Well, the bear cubs were having a fine time, when along came the circus man and the Professor, who owned George, the trained bear. The two men, who could speak and understand bear, and all other animal languages, watched Neddie and Beckie doing the teeter-tauter trick Beckie had thought up all by herself.
“That’s pretty good,” said the circus man, speaking bear talk, and nodding toward the two little bears.
“Yes, indeed,” said the Professor. Then the two of them talked for some time in their own language, which Beckie and Neddie could not understand very well.
Beckie and Neddie felt very proud that the circus man and the Professor should like their trick. But a little later, when the poll-parrot came over to them, and told them something, they did not feel so happy. The poll-parrot said:
“Oh, you don’t know what I heard! I heard those two men talking about you two little bears. I can understand man talk, and talk it myself, you see.”
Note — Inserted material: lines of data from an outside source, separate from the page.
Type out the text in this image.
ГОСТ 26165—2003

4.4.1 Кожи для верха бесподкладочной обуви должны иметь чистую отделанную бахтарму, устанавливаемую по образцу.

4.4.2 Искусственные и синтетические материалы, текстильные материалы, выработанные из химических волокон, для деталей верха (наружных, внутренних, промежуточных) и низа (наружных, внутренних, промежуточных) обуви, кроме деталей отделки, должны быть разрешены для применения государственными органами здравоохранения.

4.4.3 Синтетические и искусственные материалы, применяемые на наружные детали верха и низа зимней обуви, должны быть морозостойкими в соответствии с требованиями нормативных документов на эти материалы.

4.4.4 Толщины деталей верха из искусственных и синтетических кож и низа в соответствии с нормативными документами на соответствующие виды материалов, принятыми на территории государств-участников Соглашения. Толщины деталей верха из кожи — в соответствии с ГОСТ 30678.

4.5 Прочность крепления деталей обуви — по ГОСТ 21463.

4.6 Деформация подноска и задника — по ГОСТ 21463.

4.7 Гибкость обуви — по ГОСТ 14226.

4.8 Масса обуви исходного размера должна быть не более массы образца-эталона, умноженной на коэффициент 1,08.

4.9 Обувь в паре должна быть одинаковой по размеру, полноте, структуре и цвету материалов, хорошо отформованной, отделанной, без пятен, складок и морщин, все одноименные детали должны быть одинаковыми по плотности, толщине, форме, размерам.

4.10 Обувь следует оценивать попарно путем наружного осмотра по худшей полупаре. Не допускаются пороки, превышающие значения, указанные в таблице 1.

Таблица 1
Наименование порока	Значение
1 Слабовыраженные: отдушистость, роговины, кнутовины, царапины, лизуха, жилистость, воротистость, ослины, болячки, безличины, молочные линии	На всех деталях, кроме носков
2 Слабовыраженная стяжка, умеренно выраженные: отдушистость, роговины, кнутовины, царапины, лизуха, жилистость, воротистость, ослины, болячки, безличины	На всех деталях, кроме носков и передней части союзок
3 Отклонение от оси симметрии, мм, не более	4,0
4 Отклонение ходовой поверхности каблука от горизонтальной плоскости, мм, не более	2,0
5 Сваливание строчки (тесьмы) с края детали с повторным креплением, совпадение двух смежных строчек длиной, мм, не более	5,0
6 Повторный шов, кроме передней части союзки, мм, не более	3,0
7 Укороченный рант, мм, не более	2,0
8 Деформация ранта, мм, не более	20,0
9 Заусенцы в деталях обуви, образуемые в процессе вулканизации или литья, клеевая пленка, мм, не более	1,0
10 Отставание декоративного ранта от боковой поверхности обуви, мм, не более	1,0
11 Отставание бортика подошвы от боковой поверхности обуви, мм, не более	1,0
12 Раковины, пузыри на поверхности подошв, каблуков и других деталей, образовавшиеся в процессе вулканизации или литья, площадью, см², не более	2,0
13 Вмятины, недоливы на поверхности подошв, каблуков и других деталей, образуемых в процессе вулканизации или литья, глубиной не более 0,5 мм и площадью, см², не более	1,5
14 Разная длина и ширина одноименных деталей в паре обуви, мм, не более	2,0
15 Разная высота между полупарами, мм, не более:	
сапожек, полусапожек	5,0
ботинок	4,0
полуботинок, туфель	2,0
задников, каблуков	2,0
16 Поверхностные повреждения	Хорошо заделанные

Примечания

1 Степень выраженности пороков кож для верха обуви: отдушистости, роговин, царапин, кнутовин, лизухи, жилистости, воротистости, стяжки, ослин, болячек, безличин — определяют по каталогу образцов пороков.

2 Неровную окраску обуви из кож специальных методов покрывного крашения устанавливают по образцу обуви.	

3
“What did they say?” asked Neddie, sliding down off the teeter-tauter. That let Beckie come down suddenly with a bump, but she fell on a pile of soft shavings, so she did not get hurt in the least.
“What did they say?” asked the parrot. “Why I heard them say that they were going to dress you two bears up like clowns, and make you go down South where it’s warm weather even if it’s winter up here. Down there the Professor is going to take you and George and an elephant, and make you do that see-saw trick. Oh, you’re going to be taken away from here!”
Beckie and Neddie looked at each other. They had never thought such a thing would happen when they did their little trick.